So what's new with Mrs. Eybrow? Well I have about fourteen knit projects currently going on. I bought materials to sew a quilt for Esme and also bought fabric to make her a robe. She is growing up SUPER fast by the way. She is a little Chatty Cathy, and Singing Cathy, and Yelling Cathy... She is also giving her mother and Jason and I a run for our money with regard to discipline. My husband told me she got three corners this morning for naughty behavior, and that was after I left for work.
We are also potty training. Which has turned into an exercise in which Esme says she needs to use the bathroom, she gets on the toilet, nothing happens, and she asks for a piece of chocolate. (Yes, bribery is an approved potty-training method.)
Here is Esme being read to from her new favorite book. The weird stuffed animal she is holding is actually the star of the book, Skippy Jon Jones, a Siamese cat who spends all his time imagining he were something else. Watch as she raptly pays attention to the story. Not bad for a two year old. Added bonus: you get to hear Jason's "mom" voice, as well as his rendition of a Hispanic accent.
Oh, and I have changed jobs again. I am the Membership Outreach Manager for the Minnesota State Bar Association. It is a non-practicing job, and doesn't even require a JD. I grew up wanting to be a lawyer. I always thought that meant helping clients and appearing in court. Should I had a crisis of faith in third year about the practice of law in general, but I just chalked that up to general bitterness and exhaustion.
Turns out, those feelings might have gone deeper. After a year of practicing in a few different fields, I was miserable still. Constantly stressed, my stomach and throat were always tight with anxiety. I hadn't slept well in ages and often woke up in the middle of the night, unable to fall back asleep. Meanwhile, Jason and I discussed the possibility of little ones in the not-too-distant future. Seeing as how I couldn't go a weekend without doing some type of work, and none of my employers offered health coverage or vacation, let alone maternity leave, that prospect seemed remote.
To top it all off, I have no ability to set boundaries with clients (and struggled setting boundaries with unreasonable employers). I have a serious guilt complex. So when a client is calling at 7:30 on a Wednesday or has an emergency Friday evening that I can't do anything about til Monday morning, I would feel terrible. "Bad lawyer, what's wrong with you?!" Added to that was the fact that most of my clients have been low income, ill/disabled or both. Anyone who spends a significant time of their practice in that area knows that these types of clients are almost always in crisis--not through any fault of their own necessarily. It all makes for a very exhausting and emotionally draining career.
So when I saw the listing for a Membership Outreach Manager at the bar association, I grasped for it.

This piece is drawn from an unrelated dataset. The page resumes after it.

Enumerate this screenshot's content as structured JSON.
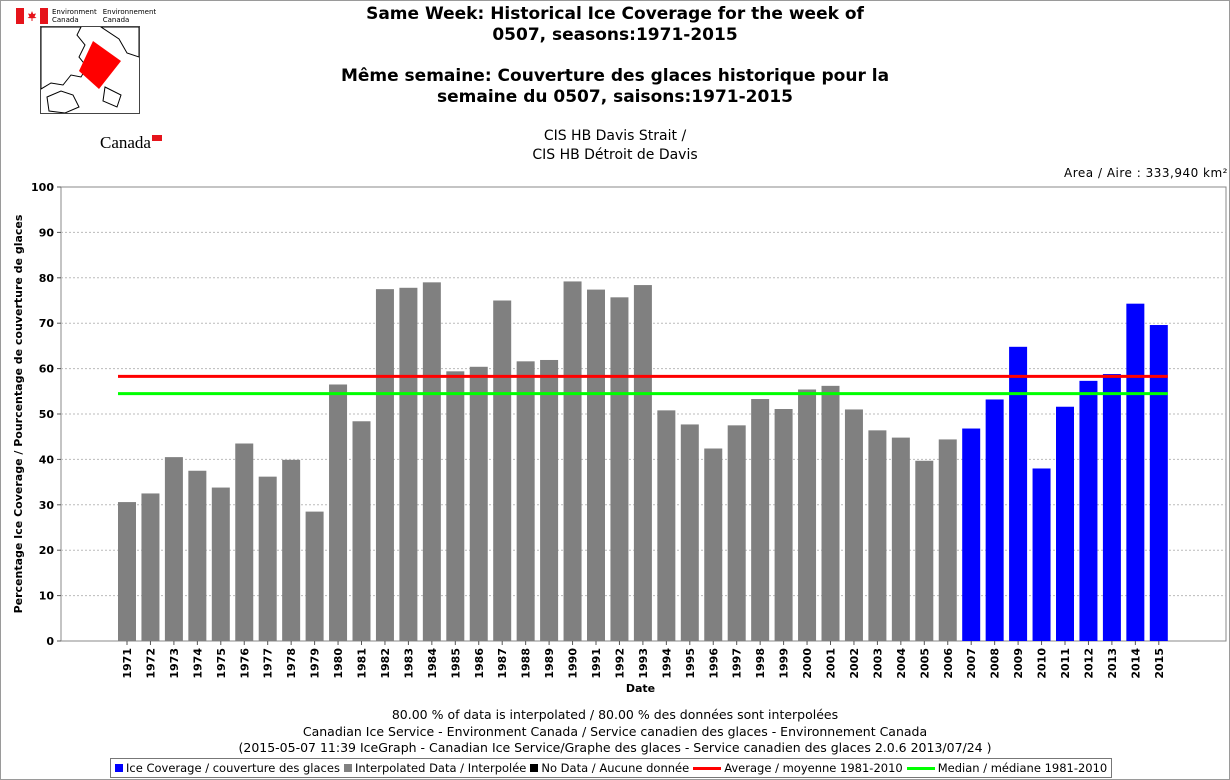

And after some jostling and toggling, I am here now. I have to say that it has been an absolute blessing. I am working for a great company (still a non-profit!) with great benefits AND vacation! Obviously those aren't the only important things to me, but after the last year they certainly are.
And I can leave work at work at the end of the day. I have noticed an actual, physical change. I am no longer plagued by daily anxiety attacks. Sometimes I check in with myself during the day and can't believe how easy it is to breathe.
Now I am not naive enough to think everything will always be peaches, but my quality of life has increased exponentially. I was worried and getting down on myself thinking I left practice because I just wasn't tough enough. Apparently this is a genetic thing because my father did that self-doubt thing for years. When I told him about it, he told me to "knock it the fuck off," and told me what a great opportunity this was and how well it fit with my skills.
I am glad I listened to him [for once]. And like he said, I have 40 years to practice law if I want.